Conclusion: Retinal ischaemia is significantly correlated with DMO in treatment-naïve patients with DR. UWFA is a useful tool for detecting peripheral retinal ischaemia, which may have direct implications in the diagnosis, follow-up and treatment such as targeted peripheral photocoagulation.

Conflict of interest statement

Competing interests: SK serves as a consultation to Optos, PLC. No additional competing interests declared.

Figures

Figure 1
Figure 1
(A): A sample ultra-widefield fluorescein angiogram. Retinal ischaemia is outlined in red. To obtain the proportion of ischaemic to total retina, the pixels enclosed by the outlined area were divided into the total pixels of the image. (B): A close-up view of the superonasal quadrant of (A) showing the difference between ischaemic (I) and non-ischaemic (N) retina.

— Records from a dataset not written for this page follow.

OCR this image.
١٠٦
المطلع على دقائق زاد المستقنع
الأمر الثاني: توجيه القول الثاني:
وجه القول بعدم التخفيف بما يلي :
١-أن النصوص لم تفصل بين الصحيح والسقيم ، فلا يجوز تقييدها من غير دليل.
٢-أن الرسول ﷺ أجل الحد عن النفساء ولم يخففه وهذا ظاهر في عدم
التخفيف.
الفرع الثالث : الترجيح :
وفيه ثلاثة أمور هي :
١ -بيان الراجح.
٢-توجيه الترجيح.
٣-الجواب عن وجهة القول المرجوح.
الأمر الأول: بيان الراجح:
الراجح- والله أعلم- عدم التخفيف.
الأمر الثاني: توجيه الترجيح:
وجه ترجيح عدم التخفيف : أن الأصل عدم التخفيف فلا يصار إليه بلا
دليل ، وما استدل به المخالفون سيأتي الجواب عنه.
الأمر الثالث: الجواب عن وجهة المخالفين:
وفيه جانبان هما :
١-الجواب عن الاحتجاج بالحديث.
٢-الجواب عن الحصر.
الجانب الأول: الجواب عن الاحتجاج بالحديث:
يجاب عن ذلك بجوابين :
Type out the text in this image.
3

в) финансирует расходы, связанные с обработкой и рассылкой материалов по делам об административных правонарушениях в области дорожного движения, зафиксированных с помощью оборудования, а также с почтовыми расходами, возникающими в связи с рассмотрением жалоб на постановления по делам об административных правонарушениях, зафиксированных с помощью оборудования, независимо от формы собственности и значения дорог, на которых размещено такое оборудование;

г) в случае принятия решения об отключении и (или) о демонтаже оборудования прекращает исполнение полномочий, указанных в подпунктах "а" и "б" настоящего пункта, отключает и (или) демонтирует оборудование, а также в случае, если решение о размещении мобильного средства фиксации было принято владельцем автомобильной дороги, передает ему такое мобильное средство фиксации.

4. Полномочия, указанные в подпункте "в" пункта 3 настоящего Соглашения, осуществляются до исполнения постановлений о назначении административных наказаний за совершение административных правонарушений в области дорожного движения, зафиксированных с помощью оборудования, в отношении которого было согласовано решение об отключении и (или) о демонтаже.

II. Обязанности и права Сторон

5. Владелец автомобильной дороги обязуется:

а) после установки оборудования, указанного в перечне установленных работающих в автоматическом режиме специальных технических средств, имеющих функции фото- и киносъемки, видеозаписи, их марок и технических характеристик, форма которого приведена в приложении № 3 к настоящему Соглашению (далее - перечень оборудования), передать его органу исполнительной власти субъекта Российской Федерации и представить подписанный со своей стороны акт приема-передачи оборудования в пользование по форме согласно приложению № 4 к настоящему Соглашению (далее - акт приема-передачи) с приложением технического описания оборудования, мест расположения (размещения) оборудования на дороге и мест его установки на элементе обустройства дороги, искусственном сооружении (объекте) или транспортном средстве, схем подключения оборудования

Retinal ischaemia is defined as angiographically visually significant hypofluorescence (capillary dropout) or areas of significant capillary pruning associated with microvascular pathology (microaneurysms, intraretinal microvascular anomalies, perivascular leakage). Note that the ground glass appearance and normal capillary architecture of the non-ischaemic retina differs from the hypofluorescent areas of non-perfusion and ischaemic vasculature highlighted in red. This figure is produced in colour in the online journal—please visit the website to view the colour figure.
Figure 2
Figure 2
An analysis of patients with demonstrable ischaemia on ultra-widefield fluorescein angiogram. Note the strong correlation between the value of haemoglobin A1c and the proportion of retinal ischaemia to total retina (‘ischaemic index’) in this group of patients.
Figure 3
Figure 3
An ultra-widefield fluorescein angiogram with diabetic macular oedema and a peripheral area of ischaemia. Targeted photocoagulation treatment of this area could possibly prove to be another treatment choice if traditional methods were not efficacious.